CPU: 12th Gen Intel(R) Core(TM) i7-12700H @ 2.30 GHz
GPU: Intel(R) Arc(TM) A370M Graphics
OS: Windows 10 IoT Enterprise 22H2

Thank you for your assistance.

Best regards,
Light

MikeDB · ‎05-28-2024

Hi,

I'm not a SYCL expert but posting this mostly as a thankyou for your observation that reqd_sub_group_size doesn't seem to be guaranteed in debug builds in Visual Studio 2022, I'm seeing the same effect with Visual Studio 2022 on Intel Iris Xe GPUs.

It's worth saying that Intel only officially tests and qualifies particular Visual Studio versions, at this point VS 2022 17.9.2

Intel® Compilers compatibility with Microsoft Visual Studio* and...

According to

SYCL™ 2020 Specification (revision (khronos.org)

with reqd_sub_group_size the kernel should fail to execute if the sub-group size is not supported. I'd speculate that maybe the kernel can't run with this sub-group size in a non-optimized build because of excessive register pressure (increasing the sub-group size increases register pressure). Doesn't seem good that it silently uses a different size rather than produce an error. Presumably your code *might* still work if you used the run-time queried sub-group size though perhaps it would be less optimal than using a compile time constant. Another potential alternative is to use a specialization constant for the sub-group size though I haven't tried this yet.

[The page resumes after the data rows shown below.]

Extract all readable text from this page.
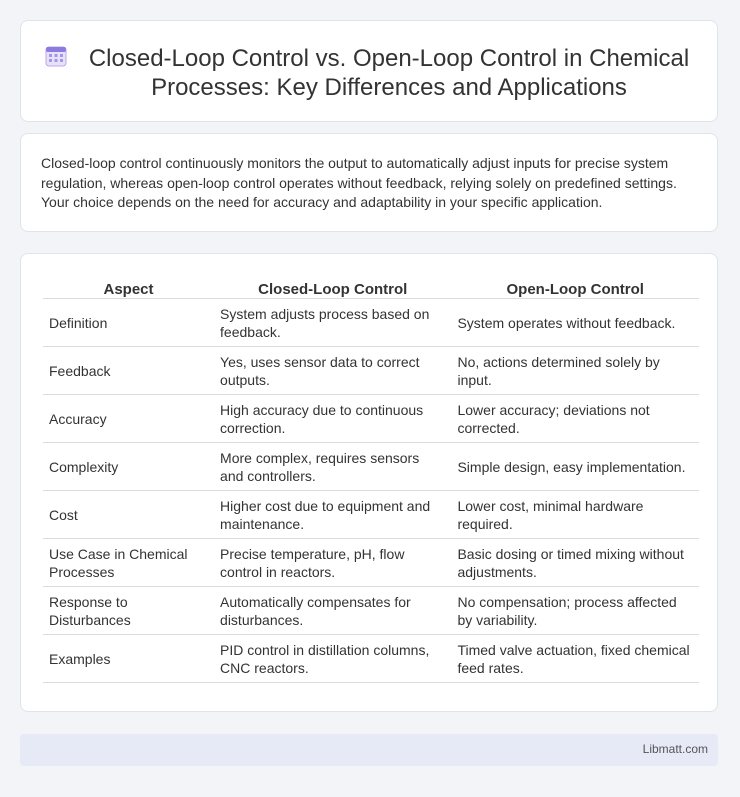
Closed-Loop Control vs. Open-Loop Control in Chemical Processes: Key Differences and Applications

Closed-loop control continuously monitors the output to automatically adjust inputs for precise system regulation, whereas open-loop control operates without feedback, relying solely on predefined settings. Your choice depends on the need for accuracy and adaptability in your specific application.

Aspect	Closed-Loop Control	Open-Loop Control
Definition	System adjusts process based on feedback.	System operates without feedback.
Feedback	Yes, uses sensor data to correct outputs.	No, actions determined solely by input.
Accuracy	High accuracy due to continuous correction.	Lower accuracy; deviations not corrected.
Complexity	More complex, requires sensors and controllers.	Simple design, easy implementation.
Cost	Higher cost due to equipment and maintenance.	Lower cost, minimal hardware required.
Use Case in Chemical Processes	Precise temperature, pH, flow control in reactors.	Basic dosing or timed mixing without adjustments.
Response to Disturbances	Automatically compensates for disturbances.	No compensation; process affected by variability.
Examples	PID control in distillation columns, CNC reactors.	Timed valve actuation, fixed chemical feed rates.
Libmatt.com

I'm also seeing other behaviour differences in debug builds that are breaking tests that work fine in release builds. From my previous experience these may be differences in synchronisation or race conditions. It would be useful to know other potential reasons for behaviour differences between optimised and non-optimised SYCL builds as I'm still trying to find the source of my issues.

Re issue 1: I'd say it's likely because your kernel is being JIT compiled by the program/system/GPU driver before first execution. There are alternative compilation strategies covered Compilation Mode in the Data Parallel C++ second edition free ebook though I haven't tried them yet.

I've also found in my tests that running on a GPU that is also in use by the OS (e.g. for graphics output) causes contention and large variations in performance even when measured by the SYCL queue profiling services. I've added a pause of a second between runs to minimise this effect in my own tests and the timings are now much more consistent.

MikeDB · ‎05-28-2024

Issue 1 is likely happening because your kernel is being JIT compiled by the GPU driver on first execution. There are alternative compilation strategies - Data Parallel C++ second edition describes this stuff well IMO. Timings can also vary due to contention with OS usage of the GPUs. I've added a second delay between each run of my own code to minimize this timing variability.

I've also seen your issue 2 happening in my own code in debug builds on Visual Studio 2022 running on Iris Xe integrated GPU. I'd speculate that the non-optimized build can't be built and/or run with this sub-group size due to excessive register pressure, though it would be good to get some error feedback rather than changing the sub-group size without warning.

However I'm also seeing other behavior differences in my debug builds that are breaking my unit tests. Possibly caused by synchronization differences or race conditions though I'm still investigating. IMO it's not great if debug builds break as it makes it harder to debug problems that happen in release builds. Any suggestions for other potential causes of debug/release build behavior differences would be very welcome.

Officially Intel only qualifies particular Visual Studio versions - Intel® Compilers compatibility with Microsoft Visual Studio* and... currently 17.9.2.